ひとは、山にも土にも海にも空気にもなり得る。
幼い頃、この身体はいつか、この空気の粒子に融けてゆく、という予感に近い感覚があった。そこには、山から香る土の匂いがあった。
私は、言葉になる前の未分化の感覚を形にしようと試みる。そして、作ることで自分に、世界につなげてゆく、考える。
全てのいきもの、カタチをもつもの、の空洞性、皮膚感を考える。
空洞がたたえるもの、あるいはその中に棲むもの、を考える。
見えるのはそのものの表層だけだが、中に在るものを感じることはできる、想像することはできる。
空洞のなかに、在るものも。

(渡邊 瑠璃)

植物油(オリーブオイル) ケント紙  グラファイト クレヨン 油絵の具

人体転写作品。全身にオリーブを付けて皮膚のように皺くちゃにしたケント紙の上でポーズを取った。

左:新聞紙 膠(にかわ) 石膏 麻ひも
自分の身体の一部を型取った作品

右:和紙 植物油 グラファイト
全身にサラダ油を全身に付けて和紙の上で動き回った。「皮をはいで平面にしたかった」

雑草(レモングラス、どくだみ、など) 麻ひも 横5m×縦2.5M

 

現在住んでいる故郷福岡の野原で採取した雑草で編まれた幕状の造形物。

下方にいくにつれて円形になり造形物と壁を麻ひもで繋げた。筵(むしろ)に近い形状で中央下方に縦長な穴が開いている。

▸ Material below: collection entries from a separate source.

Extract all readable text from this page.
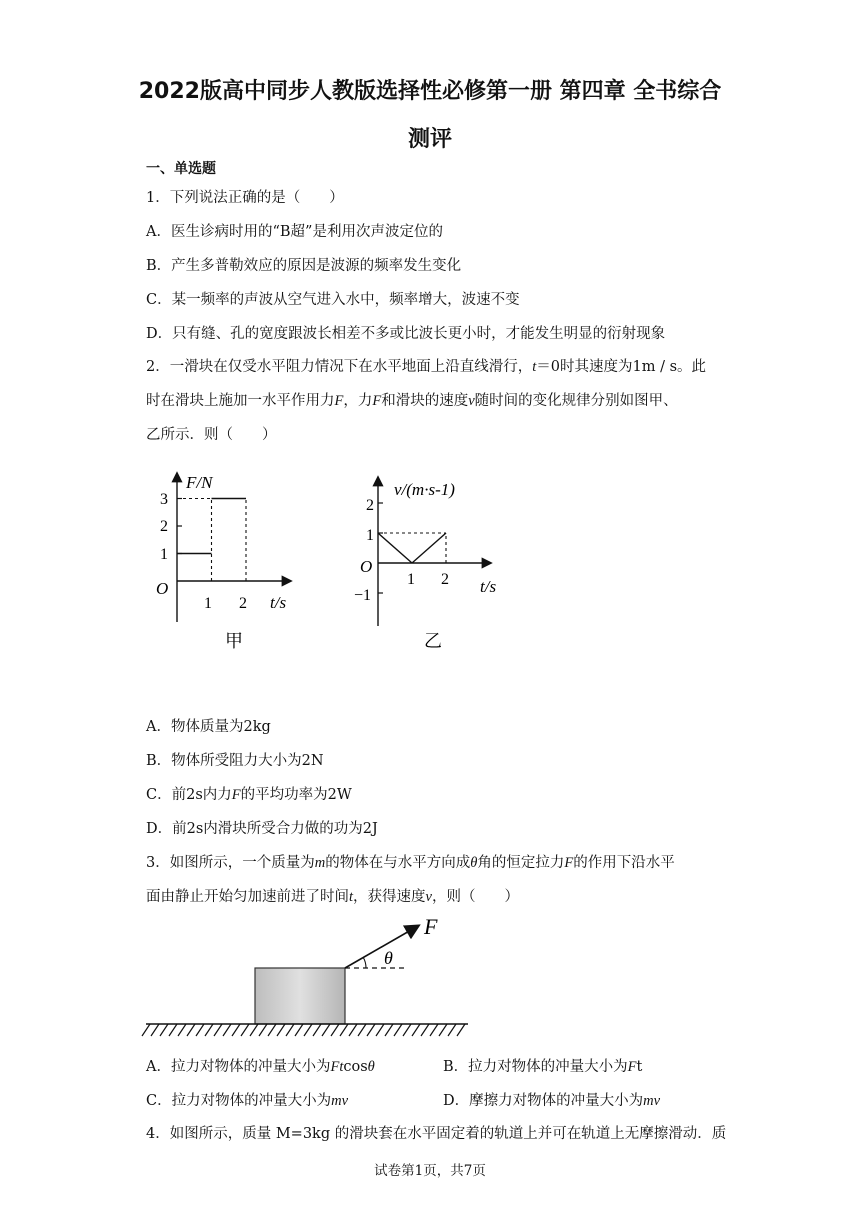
2022版高中同步人教版选择性必修第一册 第四章 全书综合
测评
一、单选题
1．下列说法正确的是（　　）
A．医生诊病时用的“B超”是利用次声波定位的
B．产生多普勒效应的原因是波源的频率发生变化
C．某一频率的声波从空气进入水中，频率增大，波速不变
D．只有缝、孔的宽度跟波长相差不多或比波长更小时，才能发生明显的衍射现象
2．一滑块在仅受水平阻力情况下在水平地面上沿直线滑行，t＝0时其速度为1m / s。此
时在滑块上施加一水平作用力F，力F和滑块的速度v随时间的变化规律分别如图甲、
乙所示．则（　　）
F/N
t/s
O
1
2
3
1 2
甲
v/(m·s-1)
t/s
O
2
1
−1
1 2
乙
A．物体质量为2kg
B．物体所受阻力大小为2N
C．前2s内力F的平均功率为2W
D．前2s内滑块所受合力做的功为2J
3．如图所示，一个质量为m的物体在与水平方向成θ角的恒定拉力F的作用下沿水平
面由静止开始匀加速前进了时间t，获得速度v，则（　　）
F
θ
A．拉力对物体的冲量大小为Ftcosθ	B．拉力对物体的冲量大小为Ft
C．拉力对物体的冲量大小为mv	D．摩擦力对物体的冲量大小为mv
4．如图所示，质量 M=3kg 的滑块套在水平固定着的轨道上并可在轨道上无摩擦滑动．质
试卷第1页，共7页
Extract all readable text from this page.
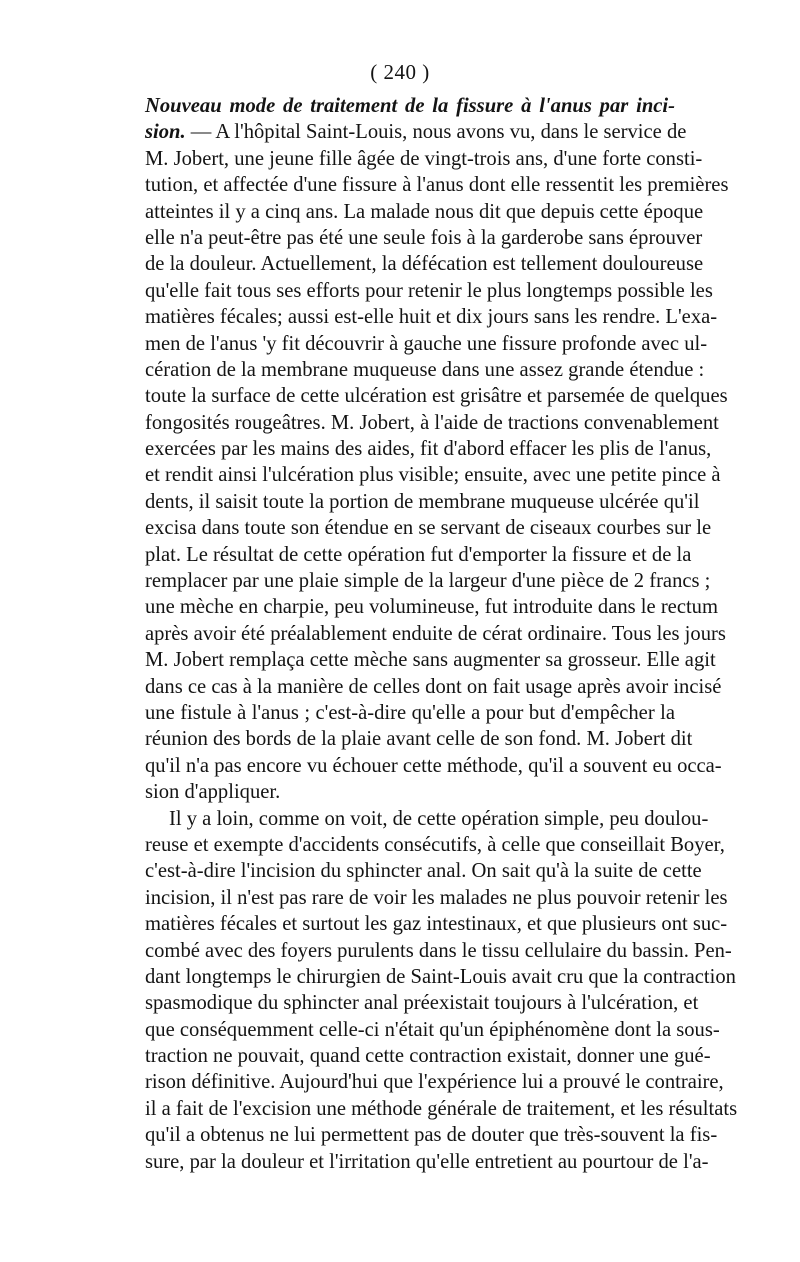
( 240 )
Nouveau mode de traitement de la fissure à l'anus par inci-
sion. — A l'hôpital Saint-Louis, nous avons vu, dans le service de
M. Jobert, une jeune fille âgée de vingt-trois ans, d'une forte consti-
tution, et affectée d'une fissure à l'anus dont elle ressentit les premières
atteintes il y a cinq ans. La malade nous dit que depuis cette époque
elle n'a peut-être pas été une seule fois à la garderobe sans éprouver
de la douleur. Actuellement, la défécation est tellement douloureuse
qu'elle fait tous ses efforts pour retenir le plus longtemps possible les
matières fécales; aussi est-elle huit et dix jours sans les rendre. L'exa-
men de l'anus 'y fit découvrir à gauche une fissure profonde avec ul-
cération de la membrane muqueuse dans une assez grande étendue :
toute la surface de cette ulcération est grisâtre et parsemée de quelques
fongosités rougeâtres. M. Jobert, à l'aide de tractions convenablement
exercées par les mains des aides, fit d'abord effacer les plis de l'anus,
et rendit ainsi l'ulcération plus visible; ensuite, avec une petite pince à
dents, il saisit toute la portion de membrane muqueuse ulcérée qu'il
excisa dans toute son étendue en se servant de ciseaux courbes sur le
plat. Le résultat de cette opération fut d'emporter la fissure et de la
remplacer par une plaie simple de la largeur d'une pièce de 2 francs ;
une mèche en charpie, peu volumineuse, fut introduite dans le rectum
après avoir été préalablement enduite de cérat ordinaire. Tous les jours
M. Jobert remplaça cette mèche sans augmenter sa grosseur. Elle agit
dans ce cas à la manière de celles dont on fait usage après avoir incisé
une fistule à l'anus ; c'est-à-dire qu'elle a pour but d'empêcher la
réunion des bords de la plaie avant celle de son fond. M. Jobert dit
qu'il n'a pas encore vu échouer cette méthode, qu'il a souvent eu occa-
sion d'appliquer.
Il y a loin, comme on voit, de cette opération simple, peu doulou-
reuse et exempte d'accidents consécutifs, à celle que conseillait Boyer,
c'est-à-dire l'incision du sphincter anal. On sait qu'à la suite de cette
incision, il n'est pas rare de voir les malades ne plus pouvoir retenir les
matières fécales et surtout les gaz intestinaux, et que plusieurs ont suc-
combé avec des foyers purulents dans le tissu cellulaire du bassin. Pen-
dant longtemps le chirurgien de Saint-Louis avait cru que la contraction
spasmodique du sphincter anal préexistait toujours à l'ulcération, et
que conséquemment celle-ci n'était qu'un épiphénomène dont la sous-
traction ne pouvait, quand cette contraction existait, donner une gué-
rison définitive. Aujourd'hui que l'expérience lui a prouvé le contraire,
il a fait de l'excision une méthode générale de traitement, et les résultats
qu'il a obtenus ne lui permettent pas de douter que très-souvent la fis-
sure, par la douleur et l'irritation qu'elle entretient au pourtour de l'a-
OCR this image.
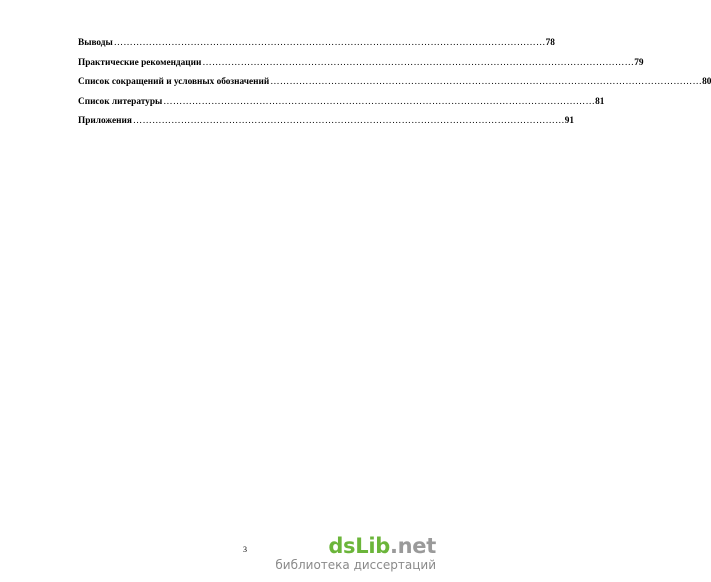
Выводы ……………………………………………………………………………………………………………………… 78
Практические рекомендации ……………………………………………………………………………………………………………………… 79
Список сокращений и условных обозначений ……………………………………………………………………………………………………………………… 80
Список литературы ……………………………………………………………………………………………………………………… 81
Приложения ……………………………………………………………………………………………………………………… 91
3	dsLib.net
библиотека диссертаций
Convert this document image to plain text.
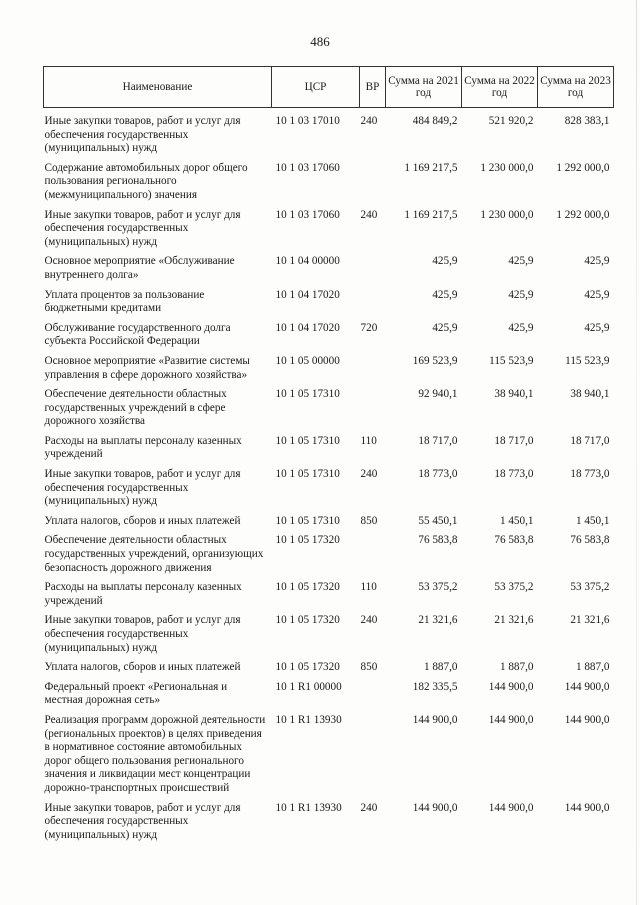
486
Наименование	ЦСР	ВР	Сумма на 2021 год	Сумма на 2022 год	Сумма на 2023 год
Иные закупки товаров, работ и услуг для обеспечения государственных (муниципальных) нужд	10 1 03 17010	240	484 849,2	521 920,2	828 383,1
Содержание автомобильных дорог общего пользования регионального (межмуниципального) значения	10 1 03 17060		1 169 217,5	1 230 000,0	1 292 000,0
Иные закупки товаров, работ и услуг для обеспечения государственных (муниципальных) нужд	10 1 03 17060	240	1 169 217,5	1 230 000,0	1 292 000,0
Основное мероприятие «Обслуживание внутреннего долга»	10 1 04 00000		425,9	425,9	425,9
Уплата процентов за пользование бюджетными кредитами	10 1 04 17020		425,9	425,9	425,9
Обслуживание государственного долга субъекта Российской Федерации	10 1 04 17020	720	425,9	425,9	425,9
Основное мероприятие «Развитие системы управления в сфере дорожного хозяйства»	10 1 05 00000		169 523,9	115 523,9	115 523,9
Обеспечение деятельности областных государственных учреждений в сфере дорожного хозяйства	10 1 05 17310		92 940,1	38 940,1	38 940,1
Расходы на выплаты персоналу казенных учреждений	10 1 05 17310	110	18 717,0	18 717,0	18 717,0
Иные закупки товаров, работ и услуг для обеспечения государственных (муниципальных) нужд	10 1 05 17310	240	18 773,0	18 773,0	18 773,0
Уплата налогов, сборов и иных платежей	10 1 05 17310	850	55 450,1	1 450,1	1 450,1
Обеспечение деятельности областных государственных учреждений, организующих безопасность дорожного движения	10 1 05 17320		76 583,8	76 583,8	76 583,8
Расходы на выплаты персоналу казенных учреждений	10 1 05 17320	110	53 375,2	53 375,2	53 375,2
Иные закупки товаров, работ и услуг для обеспечения государственных (муниципальных) нужд	10 1 05 17320	240	21 321,6	21 321,6	21 321,6
Уплата налогов, сборов и иных платежей	10 1 05 17320	850	1 887,0	1 887,0	1 887,0
Федеральный проект «Региональная и местная дорожная сеть»	10 1 R1 00000		182 335,5	144 900,0	144 900,0
Реализация программ дорожной деятельности (региональных проектов) в целях приведения в нормативное состояние автомобильных дорог общего пользования регионального значения и ликвидации мест концентрации дорожно-транспортных происшествий	10 1 R1 13930		144 900,0	144 900,0	144 900,0
Иные закупки товаров, работ и услуг для обеспечения государственных (муниципальных) нужд	10 1 R1 13930	240	144 900,0	144 900,0	144 900,0
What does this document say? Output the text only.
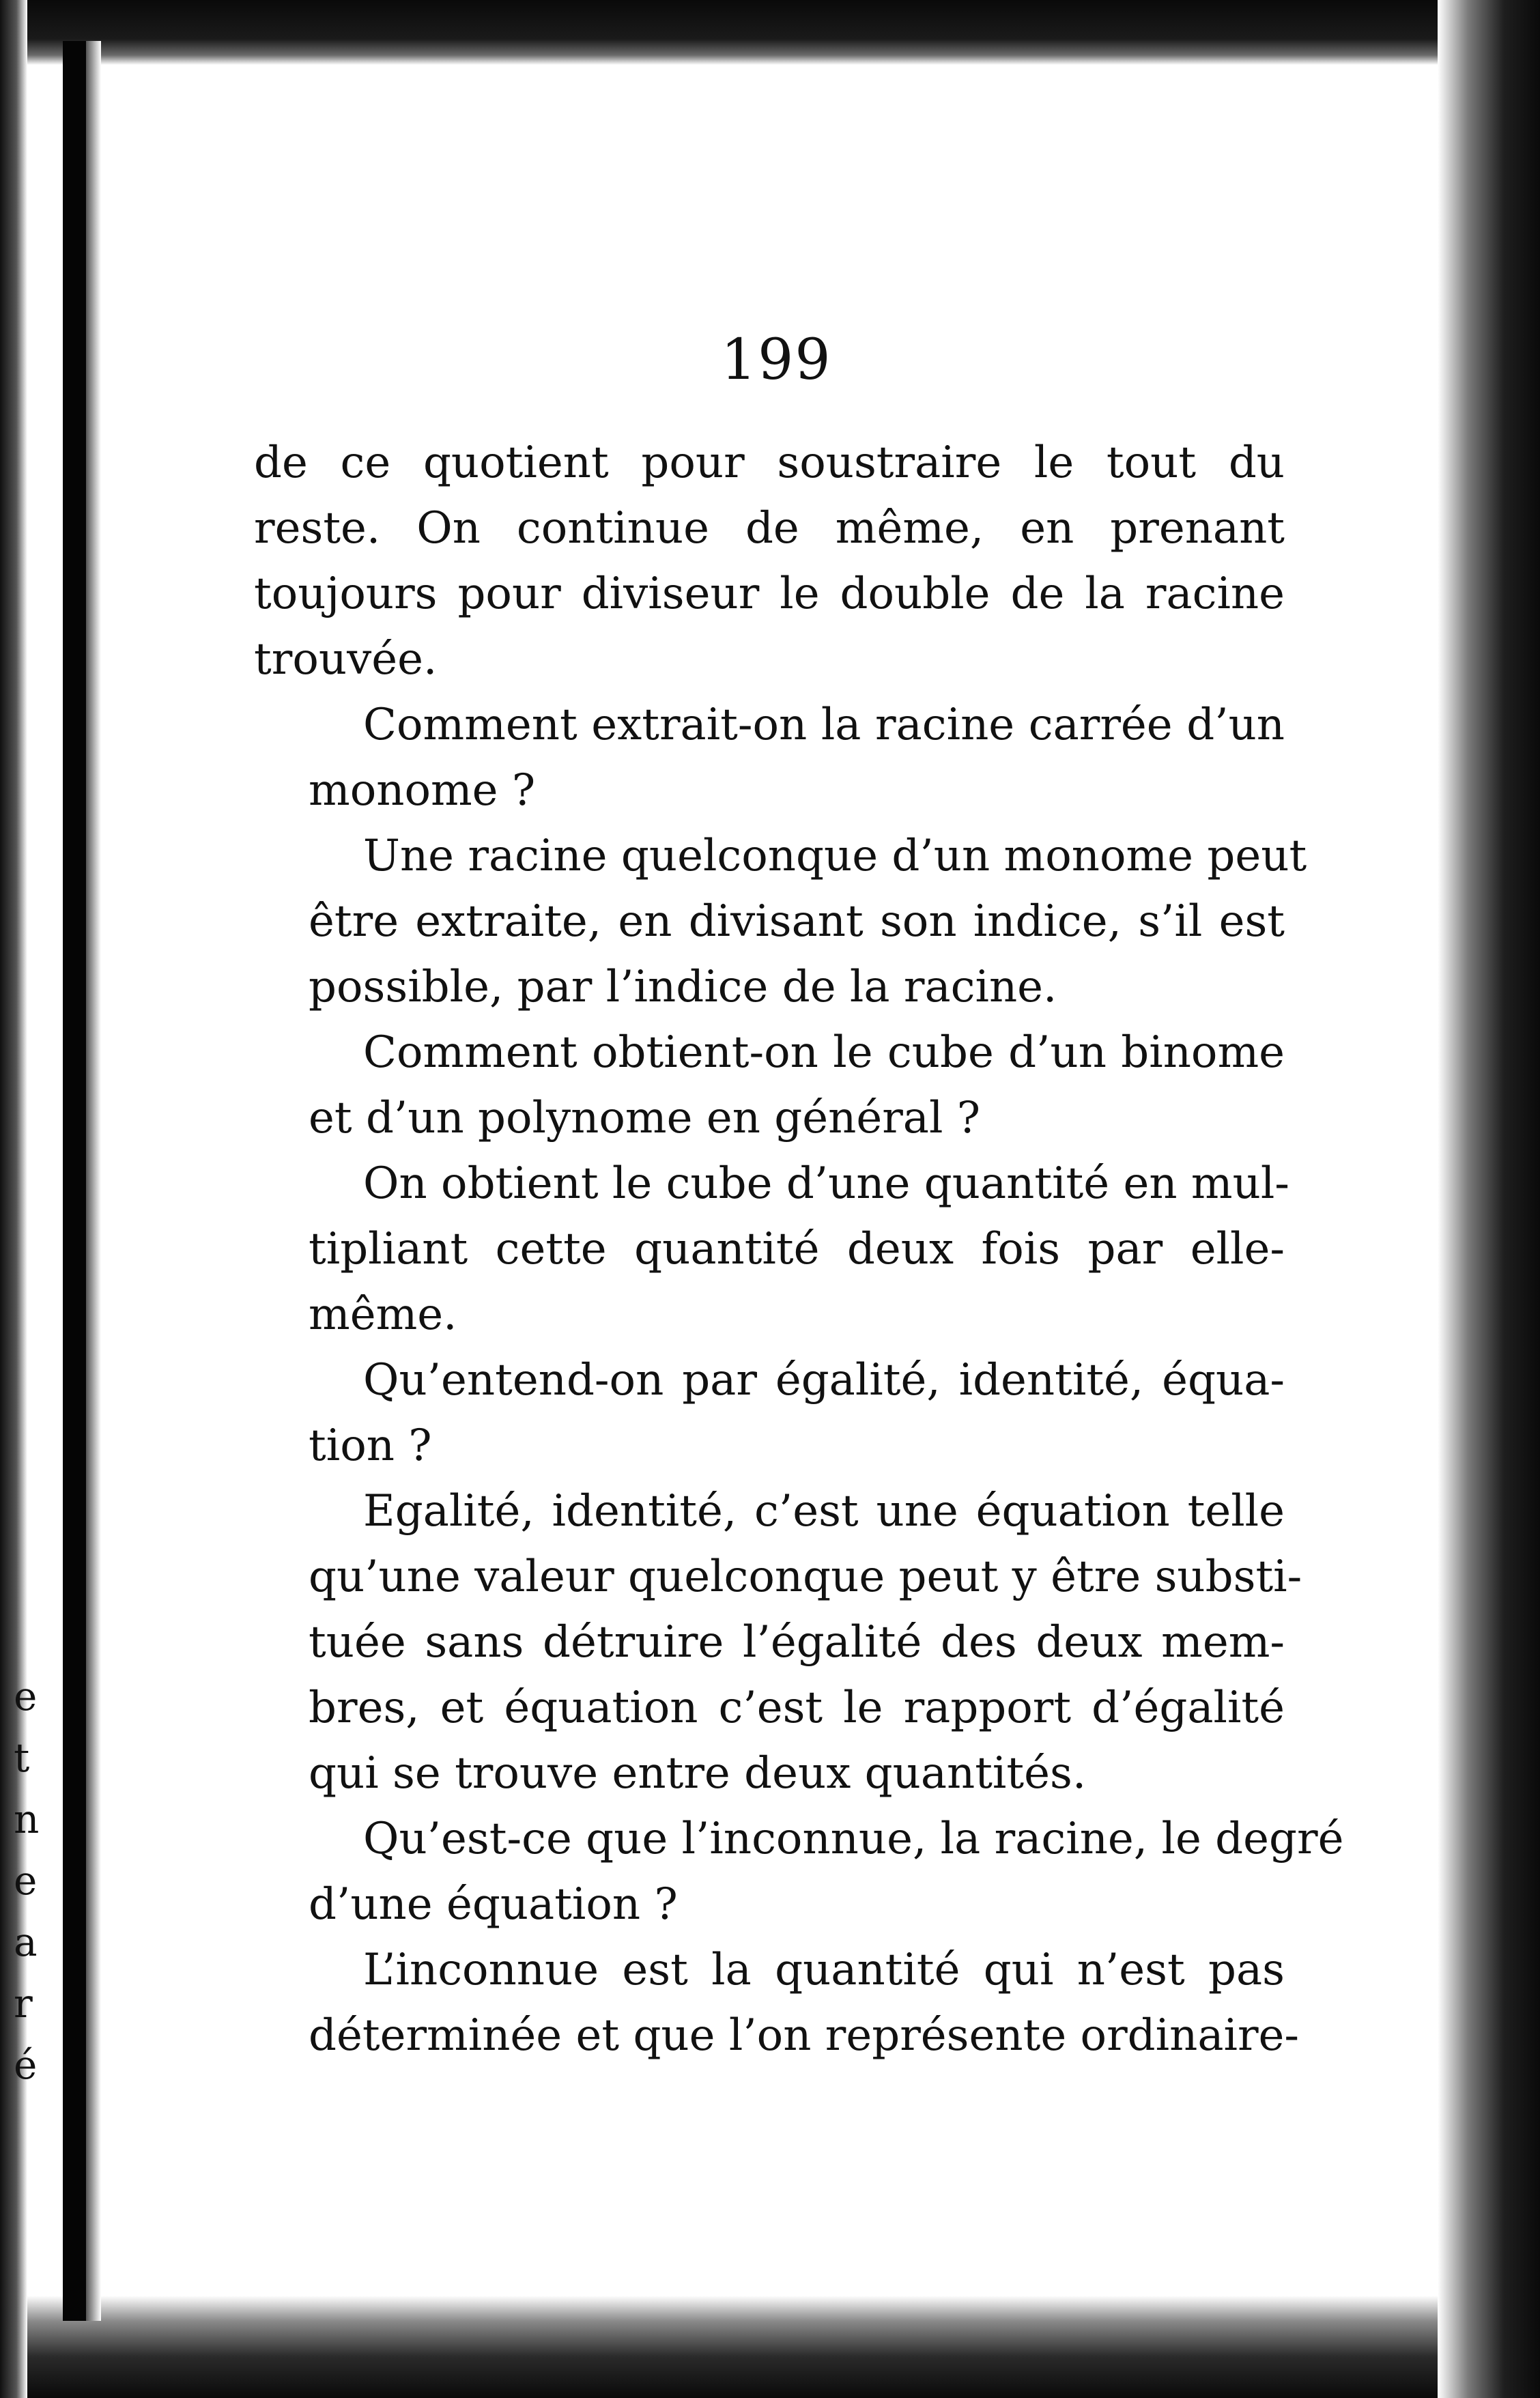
e
t
n
e
a
r
é
199

de ce quotient pour soustraire le tout du
reste. On continue de même, en prenant
toujours pour diviseur le double de la racine
trouvée.

Comment extrait-on la racine carrée d’un
monome ?

Une racine quelconque d’un monome peut
être extraite, en divisant son indice, s’il est
possible, par l’indice de la racine.

Comment obtient-on le cube d’un binome
et d’un polynome en général ?

On obtient le cube d’une quantité en mul-
tipliant cette quantité deux fois par elle-
même.

Qu’entend-on par égalité, identité, équa-
tion ?

Egalité, identité, c’est une équation telle
qu’une valeur quelconque peut y être substi-
tuée sans détruire l’égalité des deux mem-
bres, et équation c’est le rapport d’égalité
qui se trouve entre deux quantités.

Qu’est-ce que l’inconnue, la racine, le degré
d’une équation ?

L’inconnue est la quantité qui n’est pas
déterminée et que l’on représente ordinaire-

この穴は人間の穴(口、目、女性の性器など)でもある。

土 木灰
アトリエ付近の山で野焼きして制作。それぞれ、くうどうを持つ土器のようなもの。土器の下に敷かれているのは焼く時出来た木灰。

右:キャンパス 油彩 96㎝×126㎝、祖父の死に顔

左:キャンパス 油彩 65㎝×53㎝、夢に出てきた生き物

展示風景

(零∞)

渡邊 瑠璃さんは、皮膚が包み込んでいる中にあるもの、身体の表層の中を「くうどう」と表現している。その「くうどう」には何かが棲んでいる。
また、何かが入ってくるすき間が「くうどう」でもある。そんな人体・形ある物のくうどう性を形にした展覧会でした。
雑草を織る、土を掘る、土を触る、火をおこす、麻ひもを結ぶ、身体を紙に転写する、それらの行為の1つ1つが、
渡邊 瑠璃さんにとって、目に見えないものの中に潜む「くうどう」と自分自身を繋ぐ行為のようです。